It’s no secret that more and more businesses are getting hit with headline-grabbing data breaches as well as more mundane mishaps associated with online activities and other computer incidents. Businesses large and small faced with such incidents can anticipate claims from third parties as well as expenses for their own losses.
When faced with such claims and expenses, businesses may look to their insurers for coverage under their traditional commercial general liability (CGL) policies, commercial liability umbrella (CLU) policies, directors and officers (D&O) policies, errors and omissions (E&O) policies, and property damage policies. So now the question is, will anyone succeed in obtaining coverage?
The good news for insureds is that several courts have found coverage for such events. For example, in Travelers Indemnity Company of America v. Portal Healthcare Solutions LLC, the Eastern District Court of Virginia held that the inadvertent online posting of patient medical information constitutes a “publication” under a general liability policy sufficient to trigger a duty to defend an insured against a class action seeking damages for a breach of privacy claim.
Rejecting the insurer’s arguments that online posting is not a “publication” (publication was not defined in the policy) and that online posting did not amount to a publication when no third party was alleged to have viewed the information, the court concluded that “publication” does not require actual third-party access, but only requires that the information be “placed before the public,” even if no one ever gains access to or reads it.
As another example, in Eyeblaster Inc. v. Federal Insurance Co., the U.S. Court of Appeals for the Eighth Circuit held that an online marketing company was entitled to a defense under its CGL and E&O policies for a “spyware” claim. The insured, Eyeblaster, is an online marketing company that runs interactive advertising campaigns for its customers using cookies, JavaScript, and Flash technologies.
The insurer refused to defend Eyeblaster against a lawsuit brought by a plaintiff alleging that Eyeblaster installed spyware on his computer without his consent and that the spyware caused damage to his computer. The CGL policy obligated the insurer to provide coverage for property damage caused by a covered occurrence. The policy defined “property damage” as “physical injury to tangible property, including resulting loss of use of that property; or loss of use of tangible property that is not physically injured.” The policy, however, excluded from the definition of tangible property “any software, data, or other information that is in electronic form.”
Notwithstanding this exclusion, the court held that Eyeblaster was entitled to a defense under the CGL policy because the plaintiff alleged that Eyeblaster’s spyware caused temporary loss to the use of his computer. Observing that the “plain meaning of tangible property includes computers,” the court noted that the underlying claim alleged covered property damage based on allegations that the computer “froze up” and became inoperable. The court also held that Eyeblaster was entitled to a defense under the E&O policy because the installation of tracking cookies, JavaScript, and Flash technologies constituted “wrongful acts,” which is defined in the E&O policy as “an error, an unintentional omission, or a negligent act.”

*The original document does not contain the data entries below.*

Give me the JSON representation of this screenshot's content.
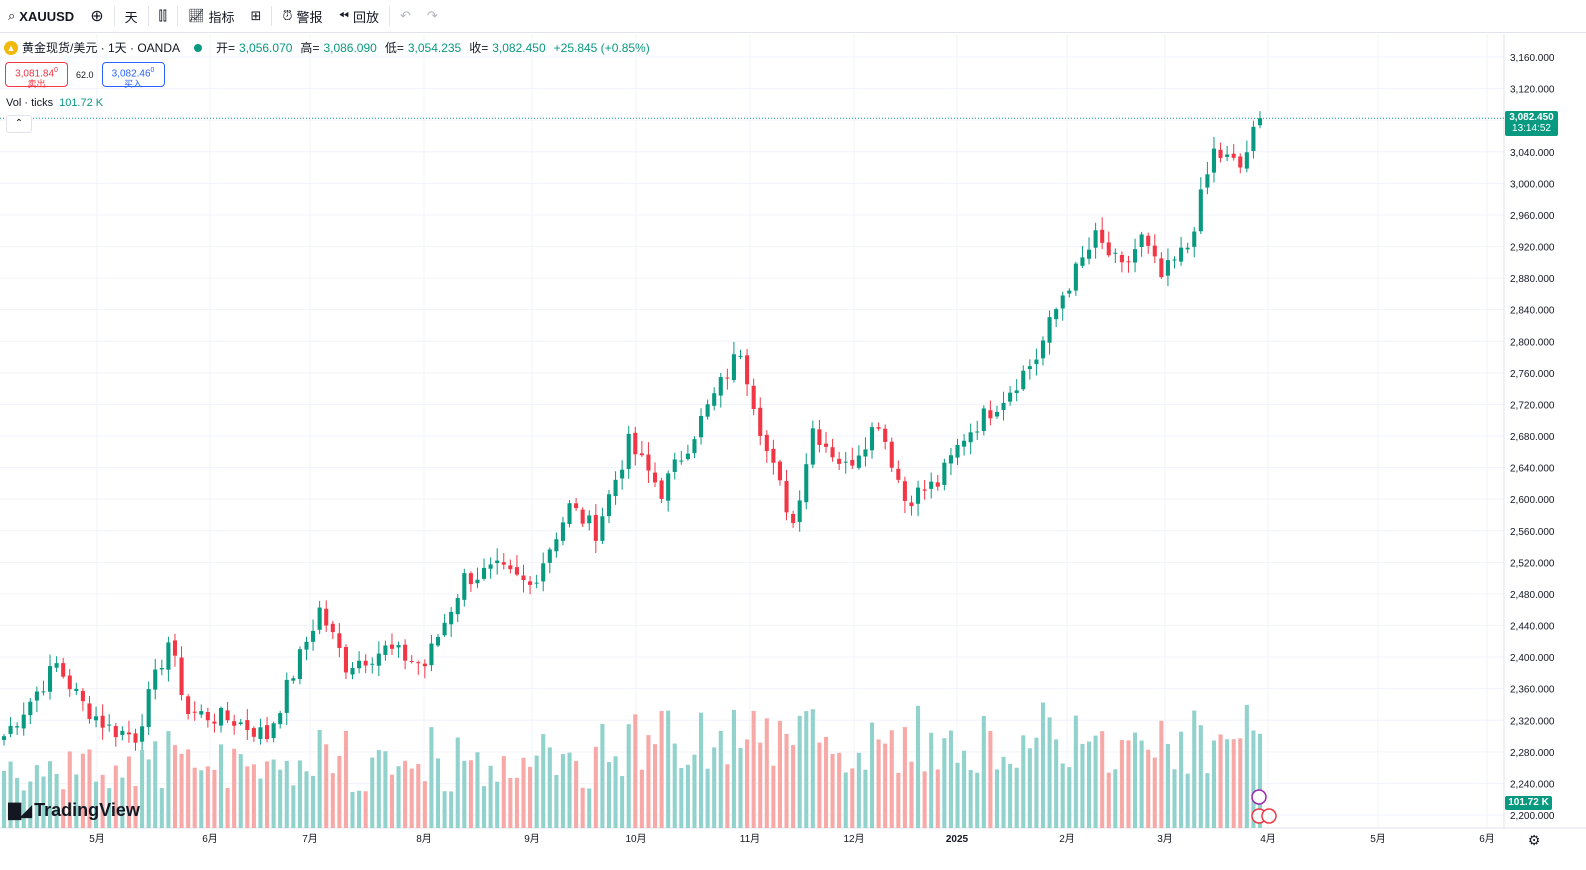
{
  "toolbar": {
    "symbol": "XAUUSD",
    "interval": "天",
    "indicators": "指标",
    "alert": "警报",
    "replay": "回放"
  },
  "legend": {
    "instrument": "黄金现货/美元 · 1天 · OANDA",
    "open_label": "开=",
    "open": "3,056.070",
    "high_label": "高=",
    "high": "3,086.090",
    "low_label": "低=",
    "low": "3,054.235",
    "close_label": "收=",
    "close": "3,082.450",
    "change": "+25.845 (+0.85%)"
  },
  "trade": {
    "sell_price": "3,081.84",
    "sell_sup": "0",
    "sell_label": "卖出",
    "spread": "62.0",
    "buy_price": "3,082.46",
    "buy_sup": "0",
    "buy_label": "买入"
  },
  "volume": {
    "label": "Vol · ticks",
    "value": "101.72 K"
  },
  "price_badge": {
    "price": "3,082.450",
    "countdown": "13:14:52"
  },
  "volume_badge": "101.72 K",
  "logo": "TradingView",
  "colors": {
    "up": "#089981",
    "down": "#f23645",
    "vol_up": "#92d2cc",
    "vol_down": "#f7a9a7"
  },
  "chart_data": {
    "type": "candlestick",
    "yticks": [
      "3,160.000",
      "3,120.000",
      "3,080.000",
      "3,040.000",
      "3,000.000",
      "2,960.000",
      "2,920.000",
      "2,880.000",
      "2,840.000",
      "2,800.000",
      "2,760.000",
      "2,720.000",
      "2,680.000",
      "2,640.000",
      "2,600.000",
      "2,560.000",
      "2,520.000",
      "2,480.000",
      "2,440.000",
      "2,400.000",
      "2,360.000",
      "2,320.000",
      "2,280.000",
      "2,240.000",
      "2,200.000"
    ],
    "ylim": [
      2190,
      3170
    ],
    "xticks": [
      "5月",
      "6月",
      "7月",
      "8月",
      "9月",
      "10月",
      "11月",
      "12月",
      "2025",
      "2月",
      "3月",
      "4月",
      "5月",
      "6月"
    ],
    "last_price": 3082.45,
    "keypoints": [
      [
        0,
        2300
      ],
      [
        8,
        2390
      ],
      [
        12,
        2340
      ],
      [
        16,
        2310
      ],
      [
        20,
        2300
      ],
      [
        25,
        2420
      ],
      [
        28,
        2330
      ],
      [
        35,
        2320
      ],
      [
        40,
        2300
      ],
      [
        48,
        2460
      ],
      [
        52,
        2390
      ],
      [
        58,
        2410
      ],
      [
        64,
        2390
      ],
      [
        70,
        2500
      ],
      [
        75,
        2510
      ],
      [
        80,
        2490
      ],
      [
        86,
        2590
      ],
      [
        90,
        2560
      ],
      [
        95,
        2670
      ],
      [
        100,
        2610
      ],
      [
        108,
        2730
      ],
      [
        112,
        2790
      ],
      [
        116,
        2660
      ],
      [
        120,
        2570
      ],
      [
        123,
        2690
      ],
      [
        128,
        2640
      ],
      [
        133,
        2700
      ],
      [
        137,
        2600
      ],
      [
        142,
        2620
      ],
      [
        146,
        2680
      ],
      [
        152,
        2730
      ],
      [
        157,
        2780
      ],
      [
        161,
        2860
      ],
      [
        166,
        2930
      ],
      [
        170,
        2890
      ],
      [
        173,
        2930
      ],
      [
        176,
        2880
      ],
      [
        180,
        2920
      ],
      [
        184,
        3040
      ],
      [
        188,
        3020
      ],
      [
        191,
        3082.45
      ]
    ],
    "volume_ylim": [
      0,
      200000
    ]
  }
}
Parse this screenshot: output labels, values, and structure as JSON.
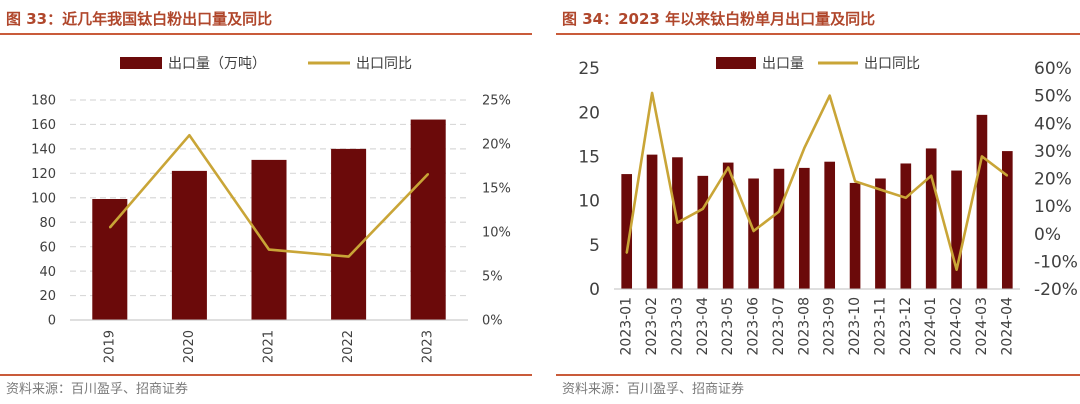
{
  "colors": {
    "bar": "#6b0a0a",
    "line": "#c9a537",
    "grid": "#d9d9d9",
    "title": "#b0472c",
    "rule": "#c95b3a"
  },
  "left": {
    "title": "图 33：近几年我国钛白粉出口量及同比",
    "source": "资料来源：百川盈孚、招商证券"
  },
  "right": {
    "title": "图 34：2023 年以来钛白粉单月出口量及同比",
    "source": "资料来源：百川盈孚、招商证券"
  },
  "chart_data": [
    {
      "type": "bar",
      "categories": [
        "2019",
        "2020",
        "2021",
        "2022",
        "2023"
      ],
      "series": [
        {
          "name": "出口量（万吨）",
          "type": "bar",
          "axis": "left",
          "values": [
            99,
            122,
            131,
            140,
            164
          ]
        },
        {
          "name": "出口同比",
          "type": "line",
          "axis": "right",
          "values": [
            0.105,
            0.21,
            0.08,
            0.072,
            0.166
          ]
        }
      ],
      "y_left": {
        "min": 0,
        "max": 180,
        "ticks": [
          "0",
          "20",
          "40",
          "60",
          "80",
          "100",
          "120",
          "140",
          "160",
          "180"
        ]
      },
      "y_right": {
        "min": 0,
        "max": 0.25,
        "ticks": [
          "0%",
          "5%",
          "10%",
          "15%",
          "20%",
          "25%"
        ]
      },
      "grid": true,
      "legend": "top"
    },
    {
      "type": "bar",
      "categories": [
        "2023-01",
        "2023-02",
        "2023-03",
        "2023-04",
        "2023-05",
        "2023-06",
        "2023-07",
        "2023-08",
        "2023-09",
        "2023-10",
        "2023-11",
        "2023-12",
        "2024-01",
        "2024-02",
        "2024-03",
        "2024-04"
      ],
      "series": [
        {
          "name": "出口量",
          "type": "bar",
          "axis": "left",
          "values": [
            13.0,
            15.2,
            14.9,
            12.8,
            14.3,
            12.5,
            13.6,
            13.7,
            14.4,
            12.0,
            12.5,
            14.2,
            15.9,
            13.4,
            19.7,
            15.6
          ]
        },
        {
          "name": "出口同比",
          "type": "line",
          "axis": "right",
          "values": [
            -0.07,
            0.51,
            0.04,
            0.09,
            0.24,
            0.01,
            0.08,
            0.31,
            0.5,
            0.19,
            0.16,
            0.13,
            0.21,
            -0.13,
            0.28,
            0.21
          ]
        }
      ],
      "y_left": {
        "min": 0,
        "max": 25,
        "ticks": [
          "0",
          "5",
          "10",
          "15",
          "20",
          "25"
        ]
      },
      "y_right": {
        "min": -0.2,
        "max": 0.6,
        "ticks": [
          "-20%",
          "-10%",
          "0%",
          "10%",
          "20%",
          "30%",
          "40%",
          "50%",
          "60%"
        ]
      },
      "grid": false,
      "legend": "top"
    }
  ]
}
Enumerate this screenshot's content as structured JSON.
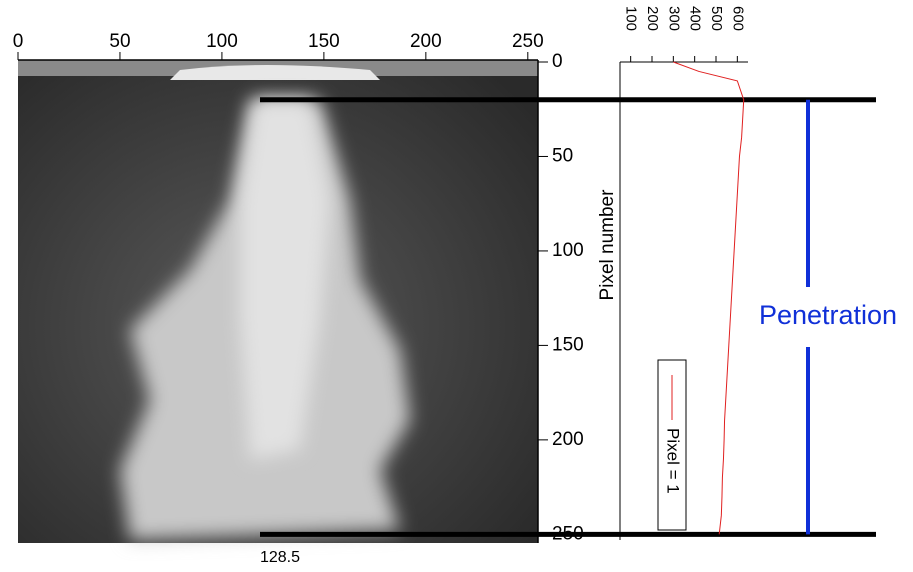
{
  "chart_data": [
    {
      "type": "image",
      "xlim": [
        0,
        255
      ],
      "xticks": [
        0,
        50,
        100,
        150,
        200,
        250
      ],
      "ylim": [
        0,
        253
      ],
      "yticks": [
        0,
        50,
        100,
        150,
        200,
        250
      ],
      "ylabel": "Pixel number",
      "annotation": "128.5",
      "penetration": {
        "label": "Penetration",
        "from": 20,
        "to": 250,
        "color": "#1030d8"
      }
    },
    {
      "type": "line",
      "xlim": [
        50,
        650
      ],
      "xticks": [
        100,
        200,
        300,
        400,
        500,
        600
      ],
      "y": [
        0,
        5,
        10,
        20,
        30,
        40,
        50,
        60,
        70,
        80,
        90,
        100,
        110,
        120,
        130,
        140,
        150,
        160,
        170,
        180,
        190,
        200,
        210,
        220,
        230,
        240,
        250
      ],
      "series": [
        {
          "name": "Pixel = 1",
          "color": "#e02020",
          "values": [
            300,
            420,
            600,
            630,
            625,
            620,
            610,
            605,
            600,
            595,
            590,
            585,
            580,
            575,
            570,
            565,
            560,
            555,
            550,
            545,
            540,
            538,
            535,
            530,
            528,
            525,
            515
          ]
        }
      ]
    }
  ]
}
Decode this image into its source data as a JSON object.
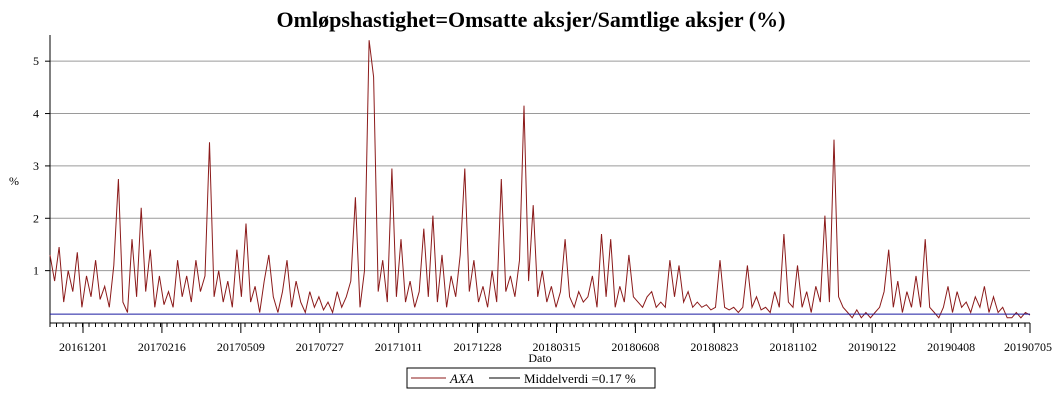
{
  "chart_data": {
    "type": "line",
    "title": "Omløpshastighet=Omsatte aksjer/Samtlige aksjer (%)",
    "xlabel": "Dato",
    "ylabel": "%",
    "ylim": [
      0,
      5.5
    ],
    "yticks": [
      1,
      2,
      3,
      4,
      5
    ],
    "grid": true,
    "legend_position": "bottom-center",
    "x_tick_labels": [
      "20161201",
      "20170216",
      "20170509",
      "20170727",
      "20171011",
      "20171228",
      "20180315",
      "20180608",
      "20180823",
      "20181102",
      "20190122",
      "20190408",
      "20190705"
    ],
    "series": [
      {
        "name": "AXA",
        "color": "#8b1a1a",
        "values": [
          1.3,
          0.8,
          1.45,
          0.4,
          1.0,
          0.6,
          1.35,
          0.3,
          0.9,
          0.5,
          1.2,
          0.45,
          0.7,
          0.3,
          1.1,
          2.75,
          0.4,
          0.2,
          1.6,
          0.5,
          2.2,
          0.6,
          1.4,
          0.3,
          0.9,
          0.35,
          0.6,
          0.3,
          1.2,
          0.5,
          0.9,
          0.4,
          1.2,
          0.6,
          0.9,
          3.45,
          0.5,
          1.0,
          0.4,
          0.8,
          0.3,
          1.4,
          0.5,
          1.9,
          0.4,
          0.7,
          0.2,
          0.8,
          1.3,
          0.5,
          0.2,
          0.6,
          1.2,
          0.3,
          0.8,
          0.4,
          0.2,
          0.6,
          0.3,
          0.5,
          0.25,
          0.4,
          0.2,
          0.6,
          0.3,
          0.5,
          0.8,
          2.4,
          0.3,
          1.0,
          5.4,
          4.7,
          0.6,
          1.2,
          0.4,
          2.95,
          0.5,
          1.6,
          0.4,
          0.8,
          0.3,
          0.6,
          1.8,
          0.5,
          2.05,
          0.4,
          1.3,
          0.3,
          0.9,
          0.5,
          1.3,
          2.95,
          0.6,
          1.2,
          0.4,
          0.7,
          0.3,
          1.0,
          0.4,
          2.75,
          0.6,
          0.9,
          0.5,
          1.2,
          4.15,
          0.8,
          2.25,
          0.5,
          1.0,
          0.4,
          0.7,
          0.3,
          0.6,
          1.6,
          0.5,
          0.3,
          0.6,
          0.4,
          0.5,
          0.9,
          0.3,
          1.7,
          0.5,
          1.6,
          0.3,
          0.7,
          0.4,
          1.3,
          0.5,
          0.4,
          0.3,
          0.5,
          0.6,
          0.3,
          0.4,
          0.3,
          1.2,
          0.5,
          1.1,
          0.4,
          0.6,
          0.3,
          0.4,
          0.3,
          0.35,
          0.25,
          0.3,
          1.2,
          0.3,
          0.25,
          0.3,
          0.2,
          0.3,
          1.1,
          0.3,
          0.5,
          0.25,
          0.3,
          0.2,
          0.6,
          0.3,
          1.7,
          0.4,
          0.3,
          1.1,
          0.3,
          0.6,
          0.2,
          0.7,
          0.4,
          2.05,
          0.4,
          3.5,
          0.5,
          0.3,
          0.2,
          0.1,
          0.25,
          0.1,
          0.2,
          0.1,
          0.2,
          0.3,
          0.6,
          1.4,
          0.3,
          0.8,
          0.2,
          0.6,
          0.3,
          0.9,
          0.3,
          1.6,
          0.3,
          0.2,
          0.1,
          0.3,
          0.7,
          0.2,
          0.6,
          0.3,
          0.4,
          0.2,
          0.5,
          0.3,
          0.7,
          0.2,
          0.5,
          0.2,
          0.3,
          0.1,
          0.1,
          0.2,
          0.1,
          0.2,
          0.15
        ]
      },
      {
        "name": "Middelverdi =0.17 %",
        "color": "#1a1aa0",
        "constant": 0.17
      }
    ]
  },
  "legend": {
    "series1_label": "AXA",
    "series2_label": "Middelverdi =0.17 %"
  }
}
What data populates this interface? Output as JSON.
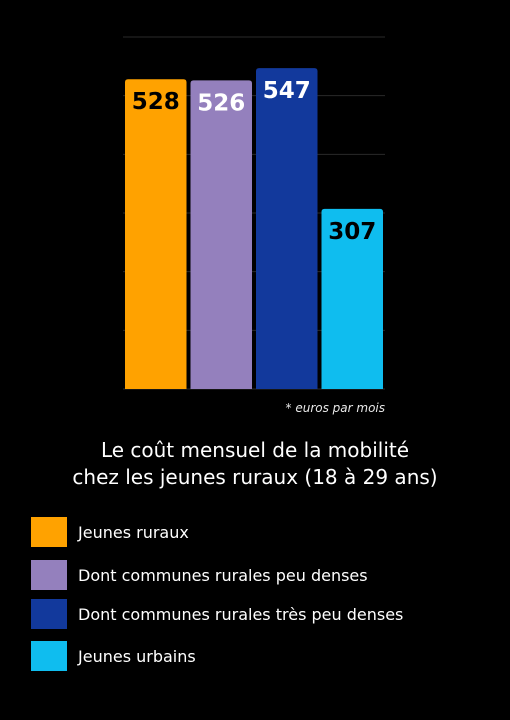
{
  "chart_data": {
    "type": "bar",
    "title": "Le coût mensuel de la mobilité chez les jeunes ruraux (18 à 29 ans)",
    "title_lines": [
      "Le coût mensuel de la mobilité",
      "chez les jeunes ruraux (18 à 29 ans)"
    ],
    "xlabel": "",
    "ylabel": "",
    "unit_note": "* euros par mois",
    "categories": [
      "Jeunes ruraux",
      "Dont communes rurales peu denses",
      "Dont communes rurales très peu denses",
      "Jeunes urbains"
    ],
    "values": [
      528,
      526,
      547,
      307
    ],
    "data_labels": [
      "528",
      "526",
      "547",
      "307"
    ],
    "colors": [
      "#FFA200",
      "#9480BD",
      "#12399C",
      "#0FBDEF"
    ],
    "label_colors": [
      "#000000",
      "#FFFFFF",
      "#FFFFFF",
      "#000000"
    ],
    "ylim": [
      0,
      600
    ],
    "grid": true,
    "legend_position": "bottom"
  }
}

Additionally, courts have held that tangible property includes data. In Retail Systems Inc. v. CNA Insurance Company, a Minnesota appellate court held that a computer tape and the information contained on the tape are tangible property under an insurance provision limiting coverage to physical injury or destruction of tangible property. The court compared a data storage tape to a motion picture, reasoning that “the data on the tape was of permanent value and was integrated completely with the physical property of the tape. Like a motion picture, where the information and the celluloid medium are integrated, so too were the tape and data integrated at the moment the tape was lost.”
Also, in American Guarantee and Liability Insurance Co. v. Ingram Micro Inc., the U.S. District Court for the District of Arizona held that physical injury to property “is not restricted to the physical destruction or harm of computer circuitry but includes loss of access, loss of use, and loss of functionality.” The court held that “when a computer’s data is unavailable, there is damage; when a computer’s services are interrupted, there is damage; and when a computer’s software or network is altered, there is damage.”
Insurers have responded to these cases in several ways. One response is the assertion of the “coverage intent” defense, which argues that because there were no cyber risks or cyber breaches when traditional CGL, CLU, D&O, and E&O policies were drafted, neither the insured nor the insurer envisioned losses resulting from data breaches, hacking, or inadvertent electronic data disclosures. Thus, there was no intent on the part of either the insured or the insurer that such loses would be covered under these policies.
Additionally, the Insurance Services Office (ISO), which creates policy forms used by many insurers, has begun seeking state approval of new endorsements both to reinforce the “coverage intent” defense with regard to traditional policy forms and to exclude, or greatly restrict, coverage in such policies for most, if not all, cyber liabilities.
The bottom line is that courts are continuing to develop coverage case laws for cyber incidents under traditional types of policies and have only begun addressing such claims made under newer types of policies. While it is clear that insureds will continue to seek coverage for cyber liability and that insurers will continue to deny such coverage, the jury—so to speak—is still out on how the case law will evolve in resolving these coverage disputes.